But his family celebrated certain Jewish holidays, and Schwartz himself decided in his teens to take classes at the synagogue and was confirmed. Although he says he’s still “not a big fan of organized religion,” Schwartz mused about how, from “Godspell” to the upcoming “Prince of Egypt,” biblical themes have crept into his work. “When one deals with the Bible for storytelling purposes, it’s not really about religion. It’s really about human stories,” he said. “Godspell” wasn’t so much about Jesus as about the “transformative effect” his teachings had on society, Schwartz said. “The Prince of Egypt” tells the tale of the relationship between Moses and his Egyptian boyhood “brother” Ramses, with whom he grew up in Pharoah’s court, only to become adversaries later on. “The Children of Eden” is loosely based on Genesis.

“Basically, it’s about dysfunctional families and the mistakes one generation passed on to the next,” Schwartz said.
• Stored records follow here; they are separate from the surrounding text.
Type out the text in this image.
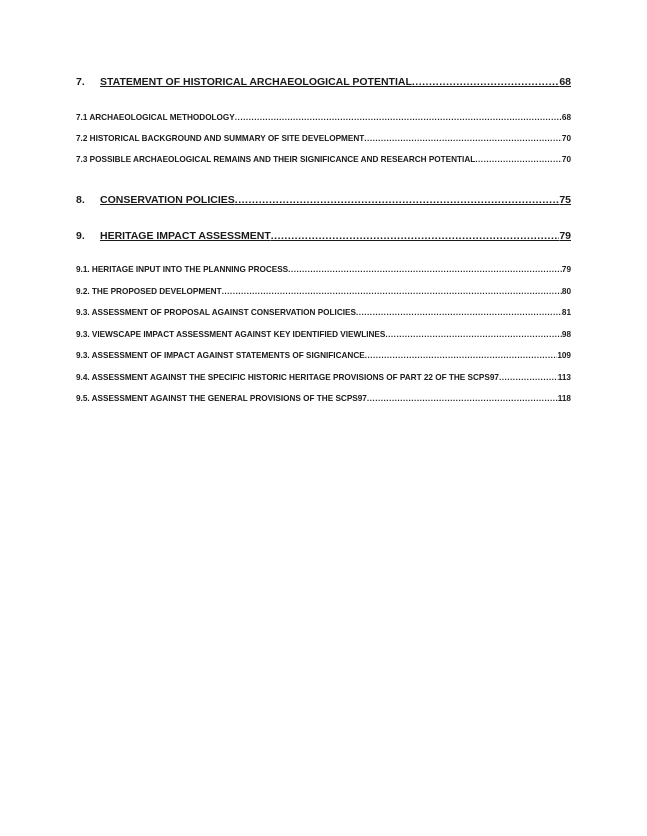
7. STATEMENT OF HISTORICAL ARCHAEOLOGICAL POTENTIAL .....	68
7.1 ARCHAEOLOGICAL METHODOLOGY .....	68
7.2 HISTORICAL BACKGROUND AND SUMMARY OF SITE DEVELOPMENT .....	70
7.3 POSSIBLE ARCHAEOLOGICAL REMAINS AND THEIR SIGNIFICANCE AND RESEARCH POTENTIAL .....	70
8. CONSERVATION POLICIES .....	75
9. HERITAGE IMPACT ASSESSMENT .....	79
9.1. HERITAGE INPUT INTO THE PLANNING PROCESS .....	79
9.2. THE PROPOSED DEVELOPMENT .....	80
9.3. ASSESSMENT OF PROPOSAL AGAINST CONSERVATION POLICIES .....	81
9.3. VIEWSCAPE IMPACT ASSESSMENT AGAINST KEY IDENTIFIED VIEWLINES .....	98
9.3. ASSESSMENT OF IMPACT AGAINST STATEMENTS OF SIGNIFICANCE .....	109
9.4. ASSESSMENT AGAINST THE SPECIFIC HISTORIC HERITAGE PROVISIONS OF PART 22 OF THE SCPS97 .....	113
9.5. ASSESSMENT AGAINST THE GENERAL PROVISIONS OF THE SCPS97 .....	118
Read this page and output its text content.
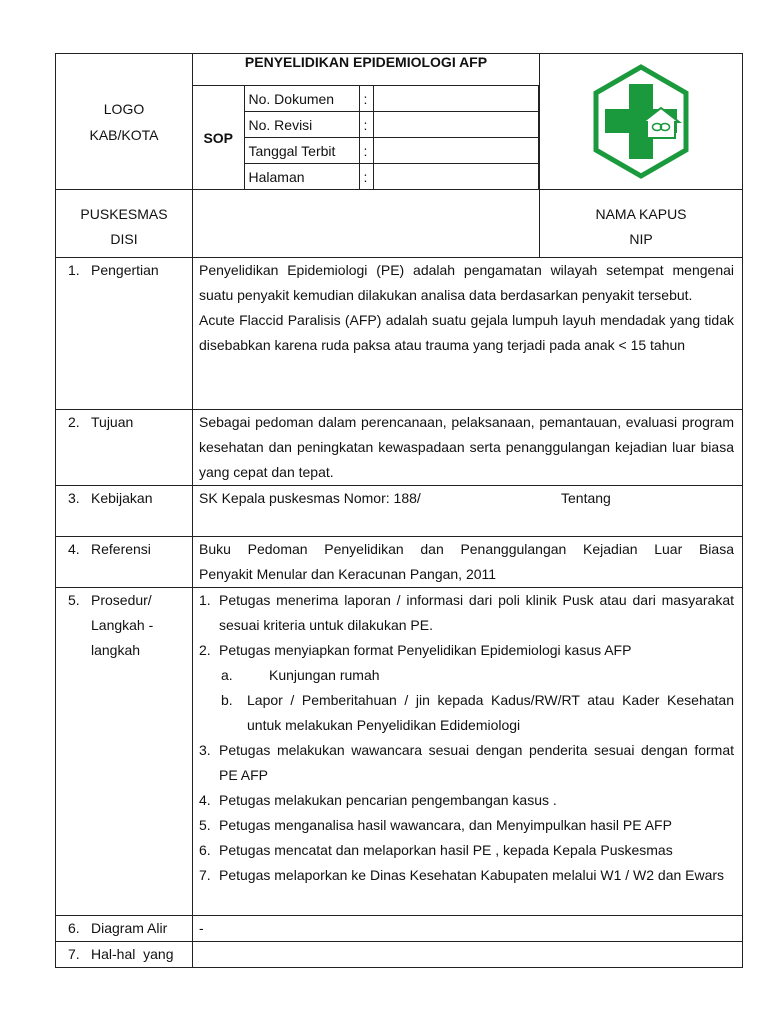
LOGO
KAB/KOTA

PENYELIDIKAN EPIDEMIOLOGI AFP
SOP	No. Dokumen	:	
No. Revisi	:	
Tanggal Terbit	:	
Halaman	:	

PUSKESMAS
DISI

NAMA KAPUS
NIP

1. Pengertian	Penyelidikan Epidemiologi (PE) adalah pengamatan wilayah setempat mengenai suatu penyakit kemudian dilakukan analisa data berdasarkan penyakit tersebut.
Acute Flaccid Paralisis (AFP) adalah suatu gejala lumpuh layuh mendadak yang tidak disebabkan karena ruda paksa atau trauma yang terjadi pada anak < 15 tahun

2. Tujuan	Sebagai pedoman dalam perencanaan, pelaksanaan, pemantauan, evaluasi program kesehatan dan peningkatan kewaspadaan serta penanggulangan kejadian luar biasa yang cepat dan tepat.
3. Kebijakan	SK Kepala puskesmas Nomor: 188/	Tentang
4. Referensi	Buku Pedoman Penyelidikan dan Penanggulangan Kejadian Luar Biasa
Penyakit Menular dan Keracunan Pangan, 2011

5. Prosedur/
Langkah -
langkah

1. Petugas menerima laporan / informasi dari poli klinik Pusk atau dari masyarakat sesuai kriteria untuk dilakukan PE.
2. Petugas menyiapkan format Penyelidikan Epidemiologi kasus AFP
a.	Kunjungan rumah
b. Lapor / Pemberitahuan / jin kepada Kadus/RW/RT atau Kader Kesehatan untuk melakukan Penyelidikan Edidemiologi
3. Petugas melakukan wawancara sesuai dengan penderita sesuai dengan format PE AFP
4. Petugas melakukan pencarian pengembangan kasus .
5. Petugas menganalisa hasil wawancara, dan Menyimpulkan hasil PE AFP
6. Petugas mencatat dan melaporkan hasil PE , kepada Kepala Puskesmas
7. Petugas melaporkan ke Dinas Kesehatan Kabupaten melalui W1 / W2 dan Ewars

6. Diagram Alir	-
7. Hal-hal  yang	
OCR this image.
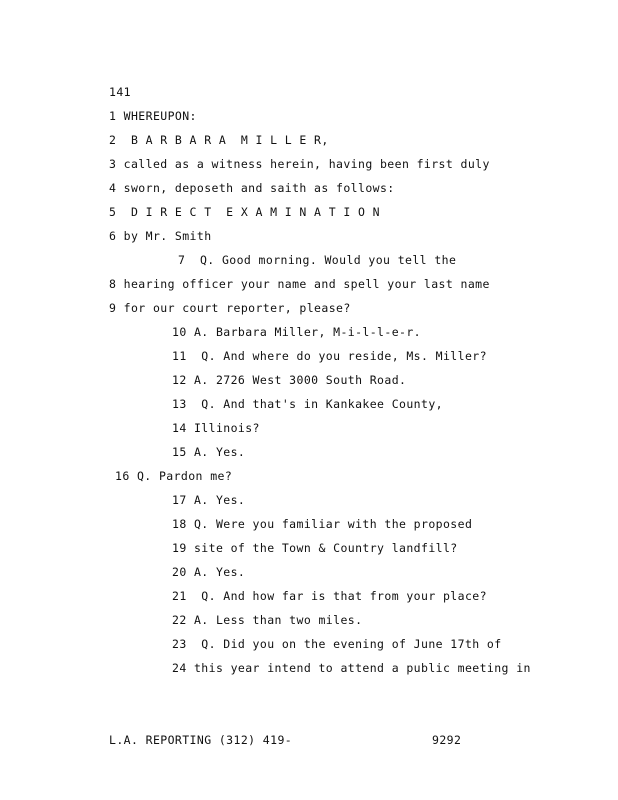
141
1 WHEREUPON:
2  B A R B A R A  M I L L E R,
3 called as a witness herein, having been first duly
4 sworn, deposeth and saith as follows:
5  D I R E C T  E X A M I N A T I O N
6 by Mr. Smith
7  Q. Good morning. Would you tell the
8 hearing officer your name and spell your last name
9 for our court reporter, please?
10 A. Barbara Miller, M-i-l-l-e-r.
11  Q. And where do you reside, Ms. Miller?
12 A. 2726 West 3000 South Road.
13  Q. And that's in Kankakee County,
14 Illinois?
15 A. Yes.
16 Q. Pardon me?
17 A. Yes.
18 Q. Were you familiar with the proposed
19 site of the Town & Country landfill?
20 A. Yes.
21  Q. And how far is that from your place?
22 A. Less than two miles.
23  Q. Did you on the evening of June 17th of
24 this year intend to attend a public meeting in
L.A. REPORTING (312) 419-	9292
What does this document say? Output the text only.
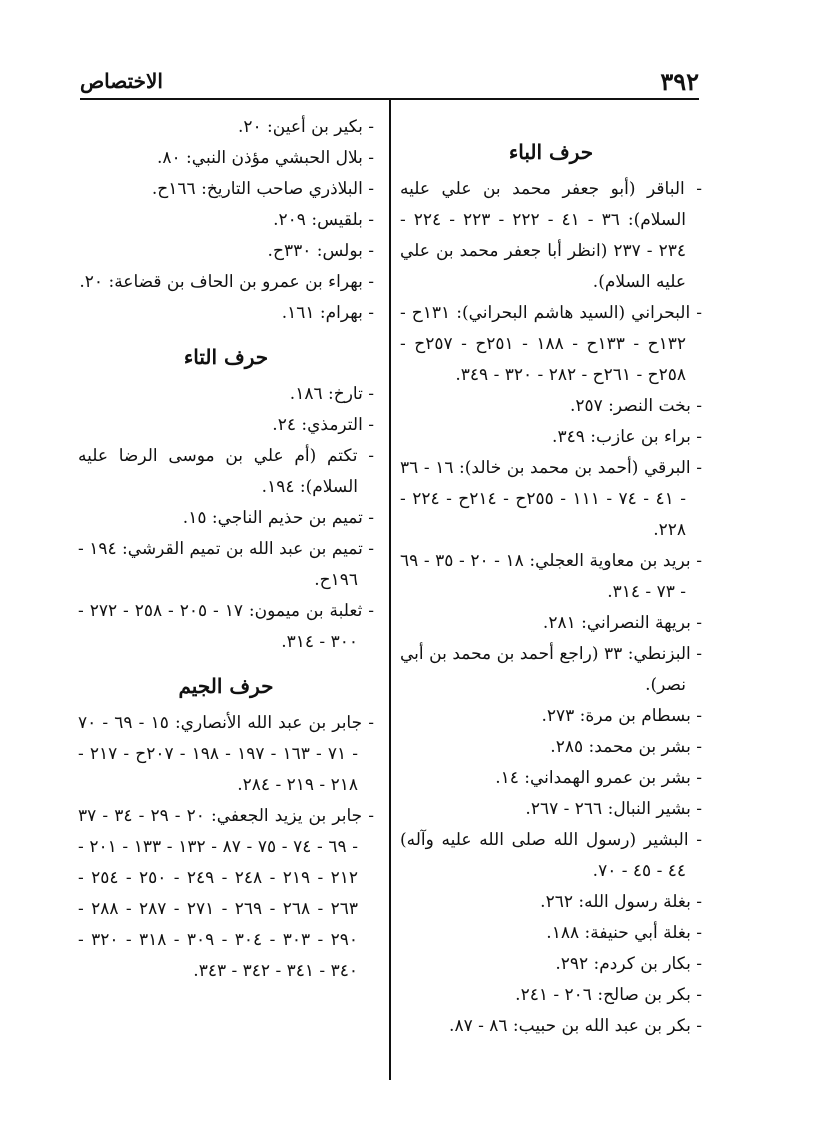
٣٩٢
الاختصاص
حرف الباء
- الباقر (أبو جعفر محمد بن علي عليه السلام): ٣٦ - ٤١ - ٢٢٢ - ٢٢٣ - ٢٢٤ - ٢٣٤ - ٢٣٧ (انظر أبا جعفر محمد بن علي عليه السلام).
- البحراني (السيد هاشم البحراني): ١٣١ح - ١٣٢ح - ١٣٣ح - ١٨٨ - ٢٥١ح - ٢٥٧ح - ٢٥٨ح - ٢٦١ح - ٢٨٢ - ٣٢٠ - ٣٤٩.
- بخت النصر: ٢٥٧.
- براء بن عازب: ٣٤٩.
- البرقي (أحمد بن محمد بن خالد): ١٦ - ٣٦ - ٤١ - ٧٤ - ١١١ - ٢٥٥ح - ٢١٤ح - ٢٢٤ - ٢٢٨.
- بريد بن معاوية العجلي: ١٨ - ٢٠ - ٣٥ - ٦٩ - ٧٣ - ٣١٤.
- بريهة النصراني: ٢٨١.
- البزنطي: ٣٣ (راجع أحمد بن محمد بن أبي نصر).
- بسطام بن مرة: ٢٧٣.
- بشر بن محمد: ٢٨٥.
- بشر بن عمرو الهمداني: ١٤.
- بشير النبال: ٢٦٦ - ٢٦٧.
- البشير (رسول الله صلى الله عليه وآله) ٤٤ - ٤٥ - ٧٠.
- بغلة رسول الله: ٢٦٢.
- بغلة أبي حنيفة: ١٨٨.
- بكار بن كردم: ٢٩٢.
- بكر بن صالح: ٢٠٦ - ٢٤١.
- بكر بن عبد الله بن حبيب: ٨٦ - ٨٧.
- بكير بن أعين: ٢٠.
- بلال الحبشي مؤذن النبي: ٨٠.
- البلاذري صاحب التاريخ: ١٦٦ح.
- بلقيس: ٢٠٩.
- بولس: ٣٣٠ح.
- بهراء بن عمرو بن الحاف بن قضاعة: ٢٠.
- بهرام: ١٦١.
حرف التاء
- تارخ: ١٨٦.
- الترمذي: ٢٤.
- تكتم (أم علي بن موسى الرضا عليه السلام): ١٩٤.
- تميم بن حذيم الناجي: ١٥.
- تميم بن عبد الله بن تميم القرشي: ١٩٤ - ١٩٦ح.
- ثعلبة بن ميمون: ١٧ - ٢٠٥ - ٢٥٨ - ٢٧٢ - ٣٠٠ - ٣١٤.
حرف الجيم
- جابر بن عبد الله الأنصاري: ١٥ - ٦٩ - ٧٠ - ٧١ - ١٦٣ - ١٩٧ - ١٩٨ - ٢٠٧ح - ٢١٧ - ٢١٨ - ٢١٩ - ٢٨٤.
- جابر بن يزيد الجعفي: ٢٠ - ٢٩ - ٣٤ - ٣٧ - ٦٩ - ٧٤ - ٧٥ - ٨٧ - ١٣٢ - ١٣٣ - ٢٠١ - ٢١٢ - ٢١٩ - ٢٤٨ - ٢٤٩ - ٢٥٠ - ٢٥٤ - ٢٦٣ - ٢٦٨ - ٢٦٩ - ٢٧١ - ٢٨٧ - ٢٨٨ - ٢٩٠ - ٣٠٣ - ٣٠٤ - ٣٠٩ - ٣١٨ - ٣٢٠ - ٣٤٠ - ٣٤١ - ٣٤٢ - ٣٤٣.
Biblical themes make great fodder for theater because they deal with big, dramatic issues, he added.

Schwartz’s own thoughts on life are expressed in his just-released first solo CD, “Reluctant Pilgrim” (Midder Music). The introspective album, with 11 original songs, includes a humorous reflection on looking for love in New York City, memories of a friend who died of AIDS and a philosophical look back at a long marriage.

The album came about, he told the audience during an informal Q&A with film and TV producer Craig Zadan, when a friend challenged him, “Why don’t you have the guts to write about your own life and stop hiding behind Indian princesses and hunchbacks?”

“It was scary at first,” he admitted. “It’s much easier to write about characters.” But it was also exhilarating to find material in his own life, his friends, his wife of 28 years and two grown children. The album “represents a lot of who I am,” he said.

The musical evening was chaired by Scott Orlin, who sang “Music to Do” from “Pippin.” The aim, said Roxann Smith, director of the UJF Entertainment Division, is to do similar outreach events at least once a year as part of the division’s overall push to attract younger donors. The strategy appears to be working, Smith added. Three hundred new gifts and about $700,000 in additional contributions have poured into the division in the past three years.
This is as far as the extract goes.